Ketika saya akhirnya menemukan jalan kembali ke hotel saya di dekat Taman Kekaisaran sore itu, saya ingat duduk di kamar saya ruangan tinggi di atas ibu kota, memandang ke kota yang luas dan berpikir aku telah mencapai sesuatu hari itu. Jauh lebih mudah untuk tetap tinggal di kamar hotel saya dan memesan layanan kamar (sesuatu yang akrab, seperti sandwich klub yang kelihatannya universal) dan menonton episode Oranye Adalah Hitam Baru di laptop saya. Tidak ada hambatan bahasa, tidak menavigasi jalan saya, tidak ada saat-saat tidak nyaman.
KEADILAN PENULIS
Setiap makan malam solo atau makan sejak, terutama di tempat asing, saya merasa sedikit lebih nyaman. Saya mendapati diri saya mengecewakan dinding saya, membiarkan diri saya terbuka untuk setiap bagian dari pengalaman: mencoba makanan (bahkan jika itu tidak terdengar seperti secangkir Anda teh), biarkan diri Anda benar-benar tersesat, simpan ponsel Anda, ambil semua yang ada di sekitar Anda (atau baca buku), dan nikmati keheningan yang menyertai perjalanan sendirian.
Akhir-akhir ini, ketika saya menuju ke bandara dengan paspor di tangan, saya masih merasakan energi gugup itu yang datang dengan bertualang ke yang tidak diketahui, tetapi kesemutan berasal dari kegembiraan lebih dari apapun lain. Bangun di tempat asing dengan dunia di ujung jari Anda dan tidak ada yang menghentikan Anda adalah emosi yang sensasional. Haruskah saya troll souks Fez hari ini, mencari kunyit dan karpet Berber? Atau, haruskah saya melakukan penyelaman laut dalam melalui kapal karam kuno di lepas pantai Hvar (tapi pertama-tama, saya perlu mengambil pelajaran menyelam)?
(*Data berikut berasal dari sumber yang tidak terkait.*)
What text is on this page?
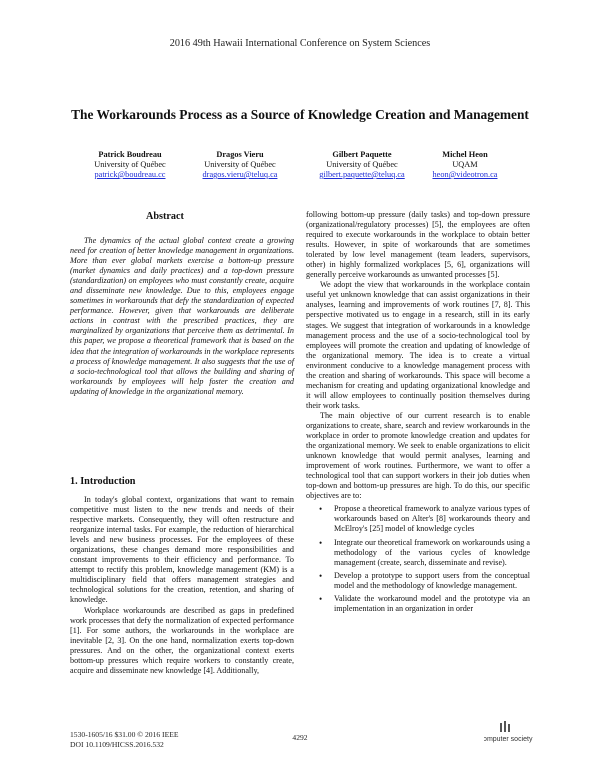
2016 49th Hawaii International Conference on System Sciences
The Workarounds Process as a Source of Knowledge Creation and Management
Patrick Boudreau
University of Québec
patrick@boudreau.cc
Dragos Vieru
University of Québec
dragos.vieru@teluq.ca
Gilbert Paquette
University of Québec
gilbert.paquette@teluq.ca
Michel Heon
UQAM
heon@videotron.ca
Abstract

The dynamics of the actual global context create a growing need for creation of better knowledge management in organizations. More than ever global markets exercise a bottom-up pressure (market dynamics and daily practices) and a top-down pressure (standardization) on employees who must constantly create, acquire and disseminate new knowledge. Due to this, employees engage sometimes in workarounds that defy the standardization of expected performance. However, given that workarounds are deliberate actions in contrast with the prescribed practices, they are marginalized by organizations that perceive them as detrimental. In this paper, we propose a theoretical framework that is based on the idea that the integration of workarounds in the workplace represents a process of knowledge management. It also suggests that the use of a socio-technological tool that allows the building and sharing of workarounds by employees will help foster the creation and updating of knowledge in the organizational memory.

1. Introduction

In today's global context, organizations that want to remain competitive must listen to the new trends and needs of their respective markets. Consequently, they will often restructure and reorganize internal tasks. For example, the reduction of hierarchical levels and new business processes. For the employees of these organizations, these changes demand more responsibilities and constant improvements to their efficiency and performance. To attempt to rectify this problem, knowledge management (KM) is a multidisciplinary field that offers management strategies and technological solutions for the creation, retention, and sharing of knowledge.

Workplace workarounds are described as gaps in predefined work processes that defy the normalization of expected performance [1]. For some authors, the workarounds in the workplace are inevitable [2, 3]. On the one hand, normalization exerts top-down pressures. And on the other, the organizational context exerts bottom-up pressures which require workers to constantly create, acquire and disseminate new knowledge [4]. Additionally,

following bottom-up pressure (daily tasks) and top-down pressure (organizational/regulatory processes) [5], the employees are often required to execute workarounds in the workplace to obtain better results. However, in spite of workarounds that are sometimes tolerated by low level management (team leaders, supervisors, other) in highly formalized workplaces [5, 6], organizations will generally perceive workarounds as unwanted processes [5].

We adopt the view that workarounds in the workplace contain useful yet unknown knowledge that can assist organizations in their analyses, learning and improvements of work routines [7, 8]. This perspective motivated us to engage in a research, still in its early stages. We suggest that integration of workarounds in a knowledge management process and the use of a socio-technological tool by employees will promote the creation and updating of knowledge of the organizational memory. The idea is to create a virtual environment conducive to a knowledge management process with the creation and sharing of workarounds. This space will become a mechanism for creating and updating organizational knowledge and it will allow employees to continually position themselves during their work tasks.

The main objective of our current research is to enable organizations to create, share, search and review workarounds in the workplace in order to promote knowledge creation and updates for the organizational memory. We seek to enable organizations to elicit unknown knowledge that would permit analyses, learning and improvement of work routines. Furthermore, we want to offer a technological tool that can support workers in their job duties when top-down and bottom-up pressures are high. To do this, our specific objectives are to:

• Propose a theoretical framework to analyze various types of workarounds based on Alter's [8] workarounds theory and McElroy's [25] model of knowledge cycles
• Integrate our theoretical framework on workarounds using a methodology of the various cycles of knowledge management (create, search, disseminate and revise).
• Develop a prototype to support users from the conceptual model and the methodology of knowledge management.
• Validate the workaround model and the prototype via an implementation in an organization in order
1530-1605/16 $31.00 © 2016 IEEE
DOI 10.1109/HICSS.2016.532
4292	computer society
Atau, mungkin saya harus belajar memainkan ukulele dari penduduk asli Hawaii di Kauai? Bahkan tidak harus sebesar itu. Kenangan terindah saya dari Istanbul adalah naik feri umum dengan penduduk setempat ke Kadikoy, sisi kota yang secara resmi bagian dari Asia. Sesuai dengan ritual minum teh terus-menerus di Turki, setiap orang mendapat secangkir teh (dalam gelas dan piring, tidak kurang) saat naik pesawat. Bagaimana beradab! Saya suka mengamati orang-orang di kota lain selama perjalanan rutin harian mereka. Mereka benar-benar mati rasa dengan perjalanan perahu yang luar biasa dan indah ini, sementara saya merasa senang saat itu.
Ketika saya memikirkan kembali wanita yang lebih tua itu, duduk sendirian di meja itu sendirian di Italia, saya hanya bisa berharap bahwa orang-orang akan berhenti merasa buruk untuknya. Dia tidak bahagia atau kesepian, dia mungkin memiliki perjalanan terbaik dari siapa pun di sana.